The SpxA1-TenA toxin-antitoxin system regulates epigenetic variations of Streptococcus pneumoniae by targeting protein synthesis.

Human pathogen Streptococcus pneumoniae forms multiple epigenetically and phenotypically distinct intra-populations by invertase PsrA-driven inversions of DNA methyltransferase hsdS genes in the colony opacity-determinant (cod) locus. As manifested by phase switch between opaque and transparent colonies, different genome methylation patterns or epigenomes confer pathogenesis-associated traits, but it is unknown how the pathogen controls the hsdS inversion orientations. Here, we report our finding of the SpxA1-TenA toxin-antitoxin (TA) system that regulates the orientations of hsdS inversions, and thereby bacterial epigenome and associated traits (e.g., colony opacity) by targeting pneumococcal protein synthesis. SpxA1 and TenA were found to constitute a highly conserved type II TA system in S. pneumoniae, primarily based on the observation that overexpressing toxin TenA led to growth arrest in E. coli and enhanced autolysis in S. pneumoniae, and the antitoxin SpxA1 repressed the transcription of the spxA1-tenA operon.
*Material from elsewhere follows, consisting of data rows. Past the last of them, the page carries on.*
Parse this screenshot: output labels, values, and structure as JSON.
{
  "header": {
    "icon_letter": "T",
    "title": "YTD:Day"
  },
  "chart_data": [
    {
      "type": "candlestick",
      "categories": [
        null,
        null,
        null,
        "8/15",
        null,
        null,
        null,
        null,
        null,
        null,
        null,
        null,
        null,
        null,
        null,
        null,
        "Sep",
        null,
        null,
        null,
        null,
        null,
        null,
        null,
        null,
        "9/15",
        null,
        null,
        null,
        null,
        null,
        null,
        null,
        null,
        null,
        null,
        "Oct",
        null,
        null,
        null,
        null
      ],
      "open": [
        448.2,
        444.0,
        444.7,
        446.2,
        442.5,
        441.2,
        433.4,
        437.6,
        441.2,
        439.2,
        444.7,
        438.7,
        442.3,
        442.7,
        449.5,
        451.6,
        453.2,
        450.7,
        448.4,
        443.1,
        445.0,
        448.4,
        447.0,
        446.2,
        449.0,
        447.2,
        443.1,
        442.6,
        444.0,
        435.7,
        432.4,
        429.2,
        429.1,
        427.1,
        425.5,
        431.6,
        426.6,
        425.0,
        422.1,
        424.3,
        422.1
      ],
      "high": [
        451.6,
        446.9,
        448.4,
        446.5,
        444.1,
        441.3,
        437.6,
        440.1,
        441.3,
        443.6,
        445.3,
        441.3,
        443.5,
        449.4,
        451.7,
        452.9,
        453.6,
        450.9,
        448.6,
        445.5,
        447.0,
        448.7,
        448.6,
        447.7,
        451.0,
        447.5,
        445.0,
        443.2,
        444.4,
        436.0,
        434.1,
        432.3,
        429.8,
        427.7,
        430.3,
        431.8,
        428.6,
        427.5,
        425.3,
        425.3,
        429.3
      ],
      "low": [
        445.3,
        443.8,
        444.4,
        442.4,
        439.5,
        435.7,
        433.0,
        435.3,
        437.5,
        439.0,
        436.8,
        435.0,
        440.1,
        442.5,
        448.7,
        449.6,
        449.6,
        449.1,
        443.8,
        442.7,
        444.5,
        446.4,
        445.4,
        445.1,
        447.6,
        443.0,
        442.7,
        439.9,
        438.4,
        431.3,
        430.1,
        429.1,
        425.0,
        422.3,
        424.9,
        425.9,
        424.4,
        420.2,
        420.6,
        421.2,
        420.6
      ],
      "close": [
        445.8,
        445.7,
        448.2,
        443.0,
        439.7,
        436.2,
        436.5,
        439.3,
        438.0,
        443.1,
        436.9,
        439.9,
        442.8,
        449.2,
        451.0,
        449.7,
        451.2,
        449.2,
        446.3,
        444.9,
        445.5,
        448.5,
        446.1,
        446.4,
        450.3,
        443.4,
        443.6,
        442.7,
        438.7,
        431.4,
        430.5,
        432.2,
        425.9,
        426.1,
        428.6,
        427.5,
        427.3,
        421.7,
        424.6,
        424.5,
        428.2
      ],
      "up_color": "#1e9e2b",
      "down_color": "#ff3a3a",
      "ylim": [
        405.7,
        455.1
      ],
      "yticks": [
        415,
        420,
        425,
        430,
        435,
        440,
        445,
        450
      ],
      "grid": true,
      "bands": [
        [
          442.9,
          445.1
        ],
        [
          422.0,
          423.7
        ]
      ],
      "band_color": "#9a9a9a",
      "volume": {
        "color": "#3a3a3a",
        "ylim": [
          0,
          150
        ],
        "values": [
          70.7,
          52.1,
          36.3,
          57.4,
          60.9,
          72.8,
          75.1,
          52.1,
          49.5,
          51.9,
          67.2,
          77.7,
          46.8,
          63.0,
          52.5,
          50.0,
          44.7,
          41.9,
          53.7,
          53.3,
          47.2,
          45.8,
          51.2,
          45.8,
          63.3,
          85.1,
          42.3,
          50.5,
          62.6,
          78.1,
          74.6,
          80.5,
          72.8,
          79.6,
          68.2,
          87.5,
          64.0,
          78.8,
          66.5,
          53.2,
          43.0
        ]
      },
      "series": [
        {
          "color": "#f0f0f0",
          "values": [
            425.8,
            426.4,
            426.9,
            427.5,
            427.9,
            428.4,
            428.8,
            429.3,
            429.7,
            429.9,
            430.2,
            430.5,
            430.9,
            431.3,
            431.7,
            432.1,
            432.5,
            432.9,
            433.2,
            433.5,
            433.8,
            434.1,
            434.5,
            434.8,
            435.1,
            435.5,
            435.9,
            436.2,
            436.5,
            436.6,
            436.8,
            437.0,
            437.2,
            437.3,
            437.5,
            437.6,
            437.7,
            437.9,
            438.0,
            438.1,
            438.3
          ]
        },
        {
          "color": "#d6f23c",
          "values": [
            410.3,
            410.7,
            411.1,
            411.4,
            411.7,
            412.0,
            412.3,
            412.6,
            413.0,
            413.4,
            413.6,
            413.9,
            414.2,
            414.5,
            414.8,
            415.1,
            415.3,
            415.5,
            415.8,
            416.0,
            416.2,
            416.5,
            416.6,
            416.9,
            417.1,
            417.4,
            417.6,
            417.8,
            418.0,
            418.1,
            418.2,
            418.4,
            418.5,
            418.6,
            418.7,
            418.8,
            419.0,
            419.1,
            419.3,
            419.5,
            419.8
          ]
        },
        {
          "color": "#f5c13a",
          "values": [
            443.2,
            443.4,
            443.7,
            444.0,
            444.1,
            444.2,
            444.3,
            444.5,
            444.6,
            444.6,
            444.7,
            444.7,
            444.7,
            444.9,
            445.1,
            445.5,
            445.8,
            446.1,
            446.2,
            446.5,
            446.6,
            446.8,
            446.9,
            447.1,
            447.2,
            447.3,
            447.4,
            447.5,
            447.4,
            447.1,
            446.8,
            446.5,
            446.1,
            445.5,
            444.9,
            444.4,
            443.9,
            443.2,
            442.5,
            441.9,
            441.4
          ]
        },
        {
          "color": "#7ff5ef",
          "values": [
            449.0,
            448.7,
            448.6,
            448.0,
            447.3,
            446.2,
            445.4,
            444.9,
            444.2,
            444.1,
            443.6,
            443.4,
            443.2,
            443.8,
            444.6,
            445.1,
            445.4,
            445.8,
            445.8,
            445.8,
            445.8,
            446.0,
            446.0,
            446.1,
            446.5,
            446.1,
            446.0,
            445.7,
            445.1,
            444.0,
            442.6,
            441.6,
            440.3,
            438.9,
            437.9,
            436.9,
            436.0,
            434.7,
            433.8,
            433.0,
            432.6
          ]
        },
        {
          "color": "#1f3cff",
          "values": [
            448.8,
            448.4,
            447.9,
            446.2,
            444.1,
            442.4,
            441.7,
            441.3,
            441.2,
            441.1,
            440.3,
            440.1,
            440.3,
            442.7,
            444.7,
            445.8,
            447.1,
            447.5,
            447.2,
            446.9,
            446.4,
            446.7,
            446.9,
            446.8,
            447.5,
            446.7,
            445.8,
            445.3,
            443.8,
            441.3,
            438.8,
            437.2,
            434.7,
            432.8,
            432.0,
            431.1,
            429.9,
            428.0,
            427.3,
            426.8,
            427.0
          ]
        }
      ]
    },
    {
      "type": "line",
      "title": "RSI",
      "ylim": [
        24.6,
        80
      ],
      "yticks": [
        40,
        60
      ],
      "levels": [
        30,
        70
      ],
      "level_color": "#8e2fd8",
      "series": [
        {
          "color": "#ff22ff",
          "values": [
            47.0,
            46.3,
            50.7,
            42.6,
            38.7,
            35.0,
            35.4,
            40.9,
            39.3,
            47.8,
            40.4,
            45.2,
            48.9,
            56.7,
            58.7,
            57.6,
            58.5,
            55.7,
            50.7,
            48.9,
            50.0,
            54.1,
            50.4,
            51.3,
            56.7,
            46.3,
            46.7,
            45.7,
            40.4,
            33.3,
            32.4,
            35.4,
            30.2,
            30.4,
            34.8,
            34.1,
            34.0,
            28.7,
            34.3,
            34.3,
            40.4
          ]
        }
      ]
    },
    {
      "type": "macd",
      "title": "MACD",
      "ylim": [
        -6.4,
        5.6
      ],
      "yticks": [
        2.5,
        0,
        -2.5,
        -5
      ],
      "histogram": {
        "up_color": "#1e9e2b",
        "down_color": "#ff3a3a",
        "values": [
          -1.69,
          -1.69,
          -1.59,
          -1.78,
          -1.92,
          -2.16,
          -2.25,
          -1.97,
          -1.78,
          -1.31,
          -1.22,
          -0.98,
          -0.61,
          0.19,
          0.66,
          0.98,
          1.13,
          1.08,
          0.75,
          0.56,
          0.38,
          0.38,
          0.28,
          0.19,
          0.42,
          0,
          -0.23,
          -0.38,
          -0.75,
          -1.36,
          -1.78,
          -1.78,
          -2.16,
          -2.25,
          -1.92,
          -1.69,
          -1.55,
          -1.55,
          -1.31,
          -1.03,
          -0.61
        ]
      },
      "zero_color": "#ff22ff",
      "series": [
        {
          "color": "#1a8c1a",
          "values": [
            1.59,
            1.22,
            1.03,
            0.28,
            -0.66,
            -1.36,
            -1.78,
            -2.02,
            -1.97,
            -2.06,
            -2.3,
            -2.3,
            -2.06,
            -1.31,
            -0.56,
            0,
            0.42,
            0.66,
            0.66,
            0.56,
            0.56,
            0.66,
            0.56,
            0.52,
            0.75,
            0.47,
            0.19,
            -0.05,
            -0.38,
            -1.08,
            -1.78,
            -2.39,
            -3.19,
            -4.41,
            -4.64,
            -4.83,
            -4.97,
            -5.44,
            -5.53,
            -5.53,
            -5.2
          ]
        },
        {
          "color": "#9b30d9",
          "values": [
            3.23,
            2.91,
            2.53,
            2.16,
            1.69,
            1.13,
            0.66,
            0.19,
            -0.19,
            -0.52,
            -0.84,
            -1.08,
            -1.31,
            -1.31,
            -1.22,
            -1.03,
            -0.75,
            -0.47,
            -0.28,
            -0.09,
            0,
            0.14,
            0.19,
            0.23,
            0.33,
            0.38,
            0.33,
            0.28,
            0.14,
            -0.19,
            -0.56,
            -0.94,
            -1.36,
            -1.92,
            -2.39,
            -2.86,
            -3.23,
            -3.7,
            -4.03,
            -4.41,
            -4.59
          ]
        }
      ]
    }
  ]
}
When the transcription of tenA was de-repressed by a spontaneous AT di-nucleotide insertion/deletion in the promoter region of the spxA1-tenA operon, TenA bound to the ribosome maturation factor RimM, and thereby reduced the cellular level of alternative sigma factor ComX (known for the activation of natural transformation-associated genes). Attenuation of ComX expression in turn enhanced the transcription of the invertase gene psrA, which favored the formation of the transparent colony phase-associated hsdS allelic configurations in the cod locus. Phenotypically, moderate expression of TenA dramatically reshaped pneumococcal epigenome and colony opacity. Because spontaneous variations frequently occur during bacterial growth in the number of the AT di-nucleotides in the promoter region of the spxA1-tenA operon, this locus acts as a programmed genetic switch that generates pneumococcal subpopulations with epigenetic and phenotypic diversity.